Opinion
May 25, 1994
Theodore Kasapis and Thomas Harvey for defendant.
Richard A. Brown, District Attorney of Queens County (Denise Gail Howard of counsel), for plaintiff.
The defendant, indicted, inter alia, for criminal possession of a controlled substance in the third degree, has moved for an order dismissing the indictment, pursuant to CPL 210.20 (1) (c) and 210.35 (5), on the ground that the indictment is defective under CPL 190.30 (2-a). More specifically, he claims that an electronically transmitted document, which was received into evidence before the Grand Jury, was not certified by the receiving person acknowledging receipt. Further, he argues that the People failed to file a certified report or a certified copy thereof with the court within 20 days following the defendant's arraignment (CPL 190.30 [2-a] [b], [c]).
A hearing was held before this court on May 13, 1994. The People called Harvey Kleinfeld, a paralegal in the office of the District Attorney, Queens County. Based upon his uncontroverted testimony, which the court finds candid and credible, the court finds as follows:
FINDINGS OF FACT
The defendant was arrested on February 9, 1994 for possession of cocaine. The drugs involved were delivered on February 11, 1994 to the New York City police laboratory for analysis. Police Chemist S. Girgis completed his analysis on February 14, 1994.
By noon on February 15, 1994, paralegal Harvey Kleinfeld, who is the District Attorney's liaison with the police laboratory, noted that the report had not been delivered. Mr. Kleinfeld telephoned Iris Alvarez, his counterpart in the laboratory, and requested that she fax a copy of the report to him. She affixed an electronic transmittal memorandum stamp on the original, signed it, and faxed the copy to Mr. Kleinfeld at 12:13 P.M. Upon receiving it, Mr. Kleinfeld signed it and delivered the document to the Assistant District Attorney presenting the case to the Grand Jury. It was introduced into evidence before the Grand Jury. (The document was received into evidence at the hearing.)
Several days later the original laboratory report was delivered, by hand, to the District Attorney's office.
The defendant was subsequently indicted on the instant charges. On March 8, 1994 he was arraigned in Part AA-1. At the arraignment, his then attorney, the Legal Aid Society, was given a photocopy of the original report (which was signed only by Ms. Alvarez). There is nothing in the court file to show that the original laboratory report was filed with the court. However, the testimony established that the original report was available for the arraigning Judge (Hon. Vincent F. Naro). No request was made by the Legal Aid Society to inspect and compare the copy with the copy served upon counsel.
CONCLUSIONS OF LAW
Regarding the defendant's first argument, the court finds that the document, as introduced before the Grand Jury, was properly admitted. The electronic transmittal memorandum was signed by both the sender (Ms. Alvarez) and the receiver (Mr. Kleinfeld), as required by CPL 190.30 (2-a) (a) and (b). Admittedly, the People failed to provide the defendant a completed copy of the transmittal memorandum at arraignment. However, that error was rectified when the People included a full copy in their answer to the defendant's omnibus motion.

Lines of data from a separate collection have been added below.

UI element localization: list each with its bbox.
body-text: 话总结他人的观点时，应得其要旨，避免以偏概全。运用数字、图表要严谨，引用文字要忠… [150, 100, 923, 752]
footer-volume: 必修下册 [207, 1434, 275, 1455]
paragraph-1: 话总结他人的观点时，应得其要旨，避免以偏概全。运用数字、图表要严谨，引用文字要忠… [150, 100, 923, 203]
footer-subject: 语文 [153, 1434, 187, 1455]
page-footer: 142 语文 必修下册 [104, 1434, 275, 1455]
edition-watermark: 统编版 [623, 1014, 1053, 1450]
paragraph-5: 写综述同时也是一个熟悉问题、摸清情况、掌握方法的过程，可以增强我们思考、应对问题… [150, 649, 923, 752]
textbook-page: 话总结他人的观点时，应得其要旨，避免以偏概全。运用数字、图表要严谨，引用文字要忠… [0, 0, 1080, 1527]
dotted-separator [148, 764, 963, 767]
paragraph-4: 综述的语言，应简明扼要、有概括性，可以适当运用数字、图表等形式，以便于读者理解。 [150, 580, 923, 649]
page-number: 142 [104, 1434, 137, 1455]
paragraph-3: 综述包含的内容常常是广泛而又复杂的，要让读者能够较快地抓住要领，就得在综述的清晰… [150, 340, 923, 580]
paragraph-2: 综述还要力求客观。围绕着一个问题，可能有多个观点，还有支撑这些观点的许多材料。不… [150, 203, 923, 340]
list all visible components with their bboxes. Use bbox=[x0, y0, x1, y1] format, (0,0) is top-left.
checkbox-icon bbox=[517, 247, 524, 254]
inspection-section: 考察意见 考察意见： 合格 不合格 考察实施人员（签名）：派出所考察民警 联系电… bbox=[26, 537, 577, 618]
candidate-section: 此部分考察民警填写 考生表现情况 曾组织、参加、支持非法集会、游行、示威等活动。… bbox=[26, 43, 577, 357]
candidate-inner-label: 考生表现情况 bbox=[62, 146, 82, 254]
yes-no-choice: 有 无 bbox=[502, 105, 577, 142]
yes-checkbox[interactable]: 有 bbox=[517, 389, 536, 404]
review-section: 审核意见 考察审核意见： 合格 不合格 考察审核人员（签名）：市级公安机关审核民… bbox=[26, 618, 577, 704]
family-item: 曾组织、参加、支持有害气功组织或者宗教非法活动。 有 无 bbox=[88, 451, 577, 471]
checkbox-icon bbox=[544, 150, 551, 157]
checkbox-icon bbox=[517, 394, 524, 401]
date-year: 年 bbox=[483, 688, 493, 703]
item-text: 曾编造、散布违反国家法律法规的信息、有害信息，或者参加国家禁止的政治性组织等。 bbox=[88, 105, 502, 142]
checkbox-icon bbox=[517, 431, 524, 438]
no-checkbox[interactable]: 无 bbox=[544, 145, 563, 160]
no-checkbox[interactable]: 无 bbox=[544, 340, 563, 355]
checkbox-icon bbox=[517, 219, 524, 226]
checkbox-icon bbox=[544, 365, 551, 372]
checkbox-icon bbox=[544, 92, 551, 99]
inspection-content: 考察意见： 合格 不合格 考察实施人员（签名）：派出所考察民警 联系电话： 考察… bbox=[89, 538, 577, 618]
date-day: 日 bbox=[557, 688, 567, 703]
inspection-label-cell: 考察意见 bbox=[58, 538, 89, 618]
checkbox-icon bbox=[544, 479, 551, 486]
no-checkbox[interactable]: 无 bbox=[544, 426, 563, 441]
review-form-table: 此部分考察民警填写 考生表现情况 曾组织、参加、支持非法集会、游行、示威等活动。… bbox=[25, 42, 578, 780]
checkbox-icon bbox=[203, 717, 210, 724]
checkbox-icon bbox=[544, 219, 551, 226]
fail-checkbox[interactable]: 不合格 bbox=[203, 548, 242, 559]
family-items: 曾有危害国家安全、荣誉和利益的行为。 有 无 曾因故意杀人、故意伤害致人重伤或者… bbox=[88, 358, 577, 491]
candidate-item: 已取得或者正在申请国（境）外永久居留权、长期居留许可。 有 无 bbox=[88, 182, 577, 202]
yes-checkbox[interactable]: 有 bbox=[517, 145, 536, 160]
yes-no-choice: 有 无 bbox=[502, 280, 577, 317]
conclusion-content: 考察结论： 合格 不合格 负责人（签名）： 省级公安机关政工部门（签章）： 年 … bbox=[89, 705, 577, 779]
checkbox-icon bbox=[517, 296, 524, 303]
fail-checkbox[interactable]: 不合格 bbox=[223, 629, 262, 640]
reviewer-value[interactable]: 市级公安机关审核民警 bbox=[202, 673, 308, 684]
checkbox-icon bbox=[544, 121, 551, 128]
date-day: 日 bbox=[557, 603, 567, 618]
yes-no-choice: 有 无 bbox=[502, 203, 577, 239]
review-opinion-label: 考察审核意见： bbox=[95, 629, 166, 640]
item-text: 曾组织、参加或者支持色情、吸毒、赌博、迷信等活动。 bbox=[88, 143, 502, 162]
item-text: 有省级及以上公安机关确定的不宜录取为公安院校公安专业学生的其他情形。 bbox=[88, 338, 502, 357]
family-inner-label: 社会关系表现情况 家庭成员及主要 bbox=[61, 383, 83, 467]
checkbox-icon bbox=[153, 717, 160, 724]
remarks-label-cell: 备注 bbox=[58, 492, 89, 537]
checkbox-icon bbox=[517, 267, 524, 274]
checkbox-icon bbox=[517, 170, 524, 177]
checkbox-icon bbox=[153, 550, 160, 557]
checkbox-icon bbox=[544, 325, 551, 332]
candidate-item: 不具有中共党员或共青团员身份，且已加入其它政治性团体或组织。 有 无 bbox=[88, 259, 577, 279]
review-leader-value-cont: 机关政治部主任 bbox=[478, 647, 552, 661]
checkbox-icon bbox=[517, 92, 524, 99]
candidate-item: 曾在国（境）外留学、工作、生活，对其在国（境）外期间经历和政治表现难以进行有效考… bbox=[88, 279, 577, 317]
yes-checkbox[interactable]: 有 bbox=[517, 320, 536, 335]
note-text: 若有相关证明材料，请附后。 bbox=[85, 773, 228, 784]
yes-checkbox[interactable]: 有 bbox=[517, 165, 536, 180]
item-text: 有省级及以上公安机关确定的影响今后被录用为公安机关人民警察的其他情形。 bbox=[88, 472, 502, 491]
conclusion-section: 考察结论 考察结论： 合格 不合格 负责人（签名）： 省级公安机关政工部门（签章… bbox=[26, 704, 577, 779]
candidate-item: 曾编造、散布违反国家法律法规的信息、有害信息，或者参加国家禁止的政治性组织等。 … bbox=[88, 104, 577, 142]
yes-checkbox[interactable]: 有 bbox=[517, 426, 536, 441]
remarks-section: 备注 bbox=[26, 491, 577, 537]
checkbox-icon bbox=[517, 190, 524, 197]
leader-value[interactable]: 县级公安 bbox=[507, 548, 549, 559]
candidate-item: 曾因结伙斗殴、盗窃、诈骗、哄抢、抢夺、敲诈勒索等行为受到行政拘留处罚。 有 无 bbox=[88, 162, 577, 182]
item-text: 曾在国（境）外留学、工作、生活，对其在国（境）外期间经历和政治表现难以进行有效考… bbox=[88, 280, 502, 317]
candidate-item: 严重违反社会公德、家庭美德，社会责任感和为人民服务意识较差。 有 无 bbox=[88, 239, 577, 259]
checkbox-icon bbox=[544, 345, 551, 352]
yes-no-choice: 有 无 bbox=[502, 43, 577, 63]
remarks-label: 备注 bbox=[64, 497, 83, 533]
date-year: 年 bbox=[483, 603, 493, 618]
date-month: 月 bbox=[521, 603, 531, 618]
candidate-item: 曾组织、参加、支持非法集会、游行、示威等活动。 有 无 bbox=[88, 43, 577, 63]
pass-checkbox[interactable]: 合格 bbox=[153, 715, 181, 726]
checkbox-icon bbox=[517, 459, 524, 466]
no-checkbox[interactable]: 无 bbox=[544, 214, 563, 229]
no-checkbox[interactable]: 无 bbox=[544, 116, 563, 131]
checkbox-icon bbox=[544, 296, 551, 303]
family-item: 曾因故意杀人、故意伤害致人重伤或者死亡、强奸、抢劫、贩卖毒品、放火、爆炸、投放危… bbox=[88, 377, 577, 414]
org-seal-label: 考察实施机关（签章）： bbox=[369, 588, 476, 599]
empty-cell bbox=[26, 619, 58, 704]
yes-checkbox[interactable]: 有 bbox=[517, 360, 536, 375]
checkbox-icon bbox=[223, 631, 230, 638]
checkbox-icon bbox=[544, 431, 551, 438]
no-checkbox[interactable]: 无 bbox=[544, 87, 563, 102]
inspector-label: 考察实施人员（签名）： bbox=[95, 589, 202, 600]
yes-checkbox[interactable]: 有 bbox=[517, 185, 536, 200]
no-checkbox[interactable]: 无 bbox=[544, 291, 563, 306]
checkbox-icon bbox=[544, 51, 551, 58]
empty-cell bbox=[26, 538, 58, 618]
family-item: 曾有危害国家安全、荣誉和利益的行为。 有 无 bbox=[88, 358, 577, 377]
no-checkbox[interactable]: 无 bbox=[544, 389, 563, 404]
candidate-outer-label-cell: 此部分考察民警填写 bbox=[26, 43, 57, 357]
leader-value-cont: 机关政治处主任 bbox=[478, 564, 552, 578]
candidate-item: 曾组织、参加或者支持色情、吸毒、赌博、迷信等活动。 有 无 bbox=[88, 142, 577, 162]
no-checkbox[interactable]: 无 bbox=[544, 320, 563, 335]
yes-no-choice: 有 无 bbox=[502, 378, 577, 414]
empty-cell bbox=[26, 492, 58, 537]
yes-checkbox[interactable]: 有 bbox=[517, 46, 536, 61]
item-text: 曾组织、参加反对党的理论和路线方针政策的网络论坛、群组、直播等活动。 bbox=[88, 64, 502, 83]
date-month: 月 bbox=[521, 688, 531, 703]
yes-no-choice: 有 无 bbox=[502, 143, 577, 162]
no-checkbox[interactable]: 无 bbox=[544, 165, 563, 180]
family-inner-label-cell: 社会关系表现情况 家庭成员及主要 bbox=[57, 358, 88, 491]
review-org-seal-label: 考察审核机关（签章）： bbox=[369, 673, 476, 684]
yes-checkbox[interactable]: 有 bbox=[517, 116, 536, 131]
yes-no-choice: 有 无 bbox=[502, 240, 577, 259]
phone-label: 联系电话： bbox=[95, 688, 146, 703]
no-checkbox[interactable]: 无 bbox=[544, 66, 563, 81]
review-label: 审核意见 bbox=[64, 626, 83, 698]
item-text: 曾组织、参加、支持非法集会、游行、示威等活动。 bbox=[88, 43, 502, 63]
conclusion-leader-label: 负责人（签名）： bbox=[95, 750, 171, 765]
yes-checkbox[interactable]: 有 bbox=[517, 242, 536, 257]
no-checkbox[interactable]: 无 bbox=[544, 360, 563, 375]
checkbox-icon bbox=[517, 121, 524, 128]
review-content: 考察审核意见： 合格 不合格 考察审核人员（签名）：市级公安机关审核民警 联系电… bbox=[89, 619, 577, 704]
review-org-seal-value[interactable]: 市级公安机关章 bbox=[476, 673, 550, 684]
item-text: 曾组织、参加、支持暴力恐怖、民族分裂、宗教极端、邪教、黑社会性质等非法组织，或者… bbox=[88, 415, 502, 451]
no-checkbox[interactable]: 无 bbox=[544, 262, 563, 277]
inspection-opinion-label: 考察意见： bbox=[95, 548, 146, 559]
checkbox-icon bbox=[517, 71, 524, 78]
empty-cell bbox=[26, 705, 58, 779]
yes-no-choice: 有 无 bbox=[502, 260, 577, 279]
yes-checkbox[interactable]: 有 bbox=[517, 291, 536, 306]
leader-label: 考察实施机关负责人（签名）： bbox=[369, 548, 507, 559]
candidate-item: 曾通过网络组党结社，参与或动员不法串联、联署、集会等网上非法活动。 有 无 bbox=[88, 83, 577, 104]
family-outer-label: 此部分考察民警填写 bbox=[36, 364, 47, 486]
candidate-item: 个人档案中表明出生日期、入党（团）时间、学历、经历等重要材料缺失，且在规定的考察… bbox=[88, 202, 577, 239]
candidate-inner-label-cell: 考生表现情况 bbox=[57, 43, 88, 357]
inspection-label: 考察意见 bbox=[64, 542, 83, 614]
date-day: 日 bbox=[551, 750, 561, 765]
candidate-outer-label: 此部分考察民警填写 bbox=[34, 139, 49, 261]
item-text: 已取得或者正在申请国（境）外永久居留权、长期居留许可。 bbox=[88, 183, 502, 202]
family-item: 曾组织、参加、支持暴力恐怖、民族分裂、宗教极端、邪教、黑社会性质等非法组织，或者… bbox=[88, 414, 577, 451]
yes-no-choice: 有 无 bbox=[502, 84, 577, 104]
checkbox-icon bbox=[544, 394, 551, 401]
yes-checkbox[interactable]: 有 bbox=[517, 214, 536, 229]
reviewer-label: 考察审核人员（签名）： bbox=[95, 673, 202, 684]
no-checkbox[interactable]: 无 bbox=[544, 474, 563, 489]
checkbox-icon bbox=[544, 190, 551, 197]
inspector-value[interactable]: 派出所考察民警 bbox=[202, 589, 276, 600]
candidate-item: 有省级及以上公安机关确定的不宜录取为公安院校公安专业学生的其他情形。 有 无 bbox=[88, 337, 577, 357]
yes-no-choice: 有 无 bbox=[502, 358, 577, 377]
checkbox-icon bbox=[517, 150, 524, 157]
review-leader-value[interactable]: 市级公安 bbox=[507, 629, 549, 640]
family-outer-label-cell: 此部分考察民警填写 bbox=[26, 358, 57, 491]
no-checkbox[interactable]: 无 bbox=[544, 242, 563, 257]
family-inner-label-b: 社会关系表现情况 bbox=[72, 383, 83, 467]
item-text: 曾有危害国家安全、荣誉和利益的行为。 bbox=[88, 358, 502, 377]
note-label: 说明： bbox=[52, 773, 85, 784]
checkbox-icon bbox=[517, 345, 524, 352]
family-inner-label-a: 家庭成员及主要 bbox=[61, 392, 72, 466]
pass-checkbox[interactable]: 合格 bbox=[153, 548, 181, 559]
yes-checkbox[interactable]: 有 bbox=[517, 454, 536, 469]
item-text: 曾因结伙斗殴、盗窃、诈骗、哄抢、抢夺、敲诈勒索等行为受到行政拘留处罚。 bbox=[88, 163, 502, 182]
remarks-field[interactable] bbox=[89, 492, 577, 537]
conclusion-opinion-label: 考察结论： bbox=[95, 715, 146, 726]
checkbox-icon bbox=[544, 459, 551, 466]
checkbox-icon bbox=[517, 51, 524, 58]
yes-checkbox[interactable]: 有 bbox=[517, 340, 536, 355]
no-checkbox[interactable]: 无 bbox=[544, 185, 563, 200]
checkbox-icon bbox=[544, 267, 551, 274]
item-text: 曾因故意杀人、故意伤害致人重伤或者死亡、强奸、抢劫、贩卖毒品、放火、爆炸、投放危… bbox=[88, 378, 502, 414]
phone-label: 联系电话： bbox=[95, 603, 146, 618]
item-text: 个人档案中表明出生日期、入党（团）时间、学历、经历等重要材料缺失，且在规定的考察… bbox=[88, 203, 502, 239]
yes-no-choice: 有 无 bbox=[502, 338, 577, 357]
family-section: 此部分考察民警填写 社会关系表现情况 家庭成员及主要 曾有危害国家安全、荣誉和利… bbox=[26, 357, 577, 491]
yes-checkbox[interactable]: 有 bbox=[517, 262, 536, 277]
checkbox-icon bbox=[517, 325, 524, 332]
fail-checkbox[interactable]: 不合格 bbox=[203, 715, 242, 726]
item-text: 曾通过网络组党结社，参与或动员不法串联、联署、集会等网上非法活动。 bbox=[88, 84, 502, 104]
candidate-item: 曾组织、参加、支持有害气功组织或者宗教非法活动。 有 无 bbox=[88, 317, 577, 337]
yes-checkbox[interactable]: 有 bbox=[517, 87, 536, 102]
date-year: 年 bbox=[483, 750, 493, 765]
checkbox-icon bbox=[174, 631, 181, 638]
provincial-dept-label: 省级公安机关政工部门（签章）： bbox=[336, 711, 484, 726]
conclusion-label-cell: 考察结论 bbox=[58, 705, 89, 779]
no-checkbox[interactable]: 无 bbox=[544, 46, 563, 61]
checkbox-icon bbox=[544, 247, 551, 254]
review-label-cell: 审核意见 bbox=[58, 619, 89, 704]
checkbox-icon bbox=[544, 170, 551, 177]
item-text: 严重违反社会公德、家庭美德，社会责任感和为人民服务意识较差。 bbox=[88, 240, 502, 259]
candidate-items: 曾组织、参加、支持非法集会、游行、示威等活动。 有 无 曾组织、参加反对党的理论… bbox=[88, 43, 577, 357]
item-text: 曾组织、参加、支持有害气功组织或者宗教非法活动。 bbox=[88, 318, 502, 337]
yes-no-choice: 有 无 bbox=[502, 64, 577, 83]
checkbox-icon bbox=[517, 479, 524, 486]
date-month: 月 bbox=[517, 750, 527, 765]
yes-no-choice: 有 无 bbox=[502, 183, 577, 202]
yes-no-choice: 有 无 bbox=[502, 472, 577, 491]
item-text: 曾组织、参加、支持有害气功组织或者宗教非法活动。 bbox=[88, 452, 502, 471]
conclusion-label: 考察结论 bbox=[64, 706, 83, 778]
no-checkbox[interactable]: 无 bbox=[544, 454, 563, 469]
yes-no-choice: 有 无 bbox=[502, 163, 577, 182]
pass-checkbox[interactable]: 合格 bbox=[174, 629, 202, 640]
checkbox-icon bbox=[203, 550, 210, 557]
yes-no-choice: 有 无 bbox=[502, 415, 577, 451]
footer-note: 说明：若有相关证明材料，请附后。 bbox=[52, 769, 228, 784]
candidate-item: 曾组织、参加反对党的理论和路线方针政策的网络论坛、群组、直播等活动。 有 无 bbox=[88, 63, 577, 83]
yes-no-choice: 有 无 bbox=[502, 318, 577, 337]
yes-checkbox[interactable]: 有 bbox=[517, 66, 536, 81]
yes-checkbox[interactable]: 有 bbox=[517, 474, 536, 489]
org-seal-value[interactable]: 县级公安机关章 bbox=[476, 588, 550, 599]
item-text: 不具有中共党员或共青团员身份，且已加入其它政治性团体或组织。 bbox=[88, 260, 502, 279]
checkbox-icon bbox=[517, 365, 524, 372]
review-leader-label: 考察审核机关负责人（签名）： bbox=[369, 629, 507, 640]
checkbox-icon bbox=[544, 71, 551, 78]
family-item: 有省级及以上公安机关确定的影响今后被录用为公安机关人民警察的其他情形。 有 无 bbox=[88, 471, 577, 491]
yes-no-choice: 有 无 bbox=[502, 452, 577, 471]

The court now turns to the defendant's argument that this Grand Jury procedure is fatally defective (under CPL 210.35), since the failure to file the certified report or a certified copy thereof is an error of such degree that the integrity (of the Grand Jury) is impaired, and prejudice to the defendant may result.
The first four subdivisions of section 210.35 do in fact require automatic dismissal of an indictment if a defect exists. However, subdivision (5), a catch-all provision, "is the statutory equivalent of the common-law principle that an indictment issued by a legally constituted Grand Jury need not be dismissed because of a simple technical error if the accused was not prejudiced or the fundamental integrity of the process impaired" (People v Williams, 73 N.Y.2d 84, 90).
In the instant case, there has been no showing of any prejudice to the defendant. The correct procedure was followed in presenting the case to the Grand Jury. While the record does not show that the report was filed within the required time frame, the defendant received a copy (albeit incomplete) at the arraignment. The error here was ministerial in nature and the integrity of the Grand Jury itself could not be impaired by this subsequent omission.
In view of the foregoing, the motion to dismiss the indictment is denied.